Gnome is a funny name as we know it, but two businesses went to great lengths in order to own it as a trademark. One of them is GNOME Foundation with its open source desktop environment, while the other one is a proprietary POS operation system owned by Groupon. The two couldn’t be farther away from each other.
Source: GNOME Foundation
Nevertheless, as the GNOME project registered its trademark more than a decade ago, the Foundation was understandably pissed off.
“It was almost inconceivable to us that Groupon, with over $2.5 billion in annual revenue, a full legal team and a huge engineering staff would not have heard of the GNOME project, found our trademark registration using a casual search, or even found our website,” says the Foundation in an open letter.
Source: OMG Ubuntu
The Foundation asked Groupon to change the name of their server, but the big company wasn’t really moved: it applied for the trademark Gnome in 28 cases.
“Trademark protection provides exclusive rights for the right-holder.
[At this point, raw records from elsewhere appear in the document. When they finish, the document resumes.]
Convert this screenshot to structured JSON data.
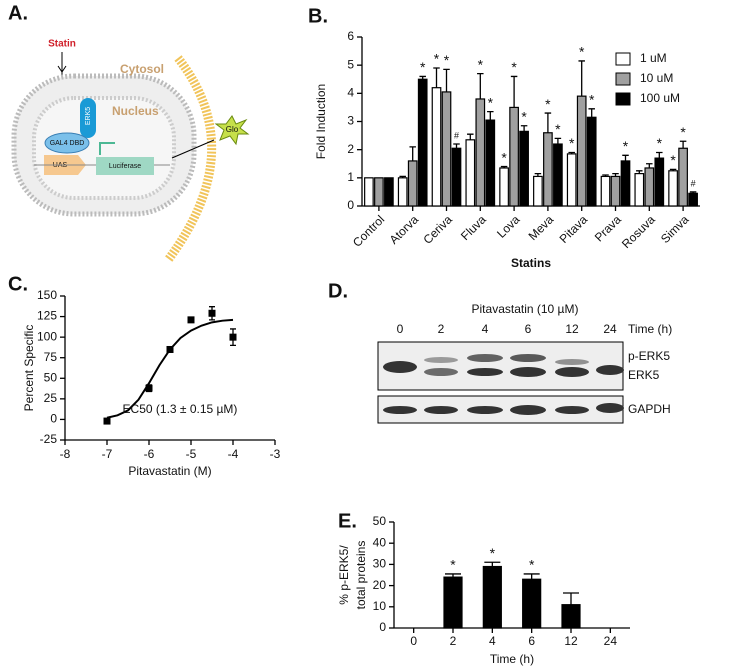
{
  "diagram": {
    "panel": "A.",
    "statin": "Statin",
    "cytosol": "Cytosol",
    "nucleus": "Nucleus",
    "erk5": "ERK5",
    "gal4": "GAL4 DBD",
    "uas": "UAS",
    "luciferase": "Luciferase",
    "glo": "Glo"
  },
  "blot": {
    "panel": "D.",
    "treatment": "Pitavastatin (10 µM)",
    "lanes": [
      "0",
      "2",
      "4",
      "6",
      "12",
      "24"
    ],
    "lane_axis": "Time (h)",
    "bands": [
      "p-ERK5",
      "ERK5",
      "GAPDH"
    ]
  },
  "chart_data": [
    {
      "type": "bar",
      "panel": "B.",
      "y_label": "Fold Induction",
      "x_label": "Statins",
      "categories": [
        "Control",
        "Atorva",
        "Ceriva",
        "Fluva",
        "Lova",
        "Meva",
        "Pitava",
        "Prava",
        "Rosuva",
        "Simva"
      ],
      "series": [
        {
          "name": "1 uM",
          "color": "#ffffff",
          "values": [
            1,
            1.0,
            4.2,
            2.35,
            1.35,
            1.05,
            1.85,
            1.05,
            1.15,
            1.25
          ],
          "errors": [
            0,
            0.05,
            0.7,
            0.2,
            0.05,
            0.1,
            0.05,
            0.05,
            0.1,
            0.05
          ],
          "annotations": [
            null,
            null,
            "*",
            null,
            "*",
            null,
            "*",
            null,
            null,
            "*"
          ]
        },
        {
          "name": "10 uM",
          "color": "#a0a0a0",
          "values": [
            1,
            1.6,
            4.05,
            3.8,
            3.5,
            2.6,
            3.9,
            1.05,
            1.35,
            2.05
          ],
          "errors": [
            0,
            0.5,
            0.8,
            0.9,
            1.1,
            0.7,
            1.25,
            0.1,
            0.15,
            0.25
          ],
          "annotations": [
            null,
            null,
            "*",
            "*",
            "*",
            "*",
            "*",
            null,
            null,
            "*"
          ]
        },
        {
          "name": "100 uM",
          "color": "#000000",
          "values": [
            1,
            4.5,
            2.05,
            3.05,
            2.65,
            2.2,
            3.15,
            1.6,
            1.7,
            0.45
          ],
          "errors": [
            0,
            0.1,
            0.15,
            0.3,
            0.2,
            0.2,
            0.3,
            0.2,
            0.2,
            0.05
          ],
          "annotations": [
            null,
            "*",
            "#",
            "*",
            "*",
            "*",
            "*",
            "*",
            "*",
            "#"
          ]
        }
      ],
      "ylim": [
        0,
        6
      ],
      "yticks": [
        0,
        1,
        2,
        3,
        4,
        5,
        6
      ],
      "legend": "upper right"
    },
    {
      "type": "scatter",
      "panel": "C.",
      "y_label": "Percent Specific",
      "x_label": "Pitavastatin (M)",
      "annotation": "EC50 (1.3 ± 0.15 µM)",
      "color": "#000000",
      "x": [
        -7,
        -6,
        -5.5,
        -5,
        -4.5,
        -4
      ],
      "values": [
        -2,
        38,
        85,
        121,
        129,
        100
      ],
      "errors": [
        2,
        4,
        2,
        2,
        8,
        10
      ],
      "fit": {
        "x": [
          -7,
          -6.75,
          -6.5,
          -6.25,
          -6,
          -5.75,
          -5.5,
          -5.25,
          -5,
          -4.75,
          -4.5,
          -4.25,
          -4
        ],
        "y": [
          2,
          5,
          11,
          24,
          44,
          66,
          85,
          99,
          108,
          114,
          118,
          120,
          121
        ]
      },
      "xlim": [
        -8,
        -3
      ],
      "xticks": [
        -8,
        -7,
        -6,
        -5,
        -4,
        -3
      ],
      "ylim": [
        -25,
        150
      ],
      "yticks": [
        -25,
        0,
        25,
        50,
        75,
        100,
        125,
        150
      ]
    },
    {
      "type": "bar",
      "panel": "E.",
      "y_label": [
        "% p-ERK5/",
        "total proteins"
      ],
      "x_label": "Time (h)",
      "color": "#000000",
      "categories": [
        "0",
        "2",
        "4",
        "6",
        "12",
        "24"
      ],
      "values": [
        0,
        24,
        29,
        23,
        11,
        0
      ],
      "errors": [
        0,
        1.5,
        2,
        2.5,
        5.5,
        0
      ],
      "annotations": [
        null,
        "*",
        "*",
        "*",
        null,
        null
      ],
      "ylim": [
        0,
        50
      ],
      "yticks": [
        0,
        10,
        20,
        30,
        40,
        50
      ]
    }
  ]
}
Those who use a registered trademark for the same business activity commit trademark infringement” – according to the Hungarian trademark portal.
There is cause but no money
The GNOME Foundation began its fundraising campaign with the aim of collecting 80.000 to fight Groupon and their first 10 applications. If it wasn’t for their success in court, they could still have gained some “dislikes” for their enemy.
Something really happened
Groupon firstly published a statement:
“Groupon is a strong and consistent supporter of the open source community, and our developers are active contributors to a number of open source projects. We’ve been communicating with the Foundation for months to try to come to a mutually satisfactory resolution, including alternative branding options, and we’re happy to continue those conversations. Our relationship with the open source community is more important to us than a product name. And if we can’t come up with a mutually acceptable solution, we’ll be glad to look for another name.”
And then the company confirmed they would withdraw all their 28 applications for the trademark Gnome and change the name of their product.
Sentimental souls may believe that Groupon has come to this decision only for maintaining a good relationship with the open source community. However, it seems that their decision is based on the fact that this case caused them a real marketing nightmare.
It is worth noting that a trademark owner can easily take legal action against those who use the same mark in the same business activity without their permission – a fact probably known also by Groupon’s legal team. They have likely admitted the fact they have no chance of winning against the registered trademark of the foundation.
Was it for any of the previous explanations, here you can read a piece of “real” GNOME’s statement, reflecting on the case:
“This matter is resolved! Thank you for all the support that you have given us! The response to this campaign was overwhelming, with 5622 individuals contributing USD 102,608.76 to help the GNOME Foundation defend its trademark. As a result of the campaign, Groupon decided to abandon all of their 28 pending trademark applications and will proceed with a name change for their product. We could not have done this without your help!
GNOME is humbled by the support we have received from the community and we are excited that the money raised can now be spent on making GNOME better. We look forward to reporting back to you on all the great things this will enable us to do!”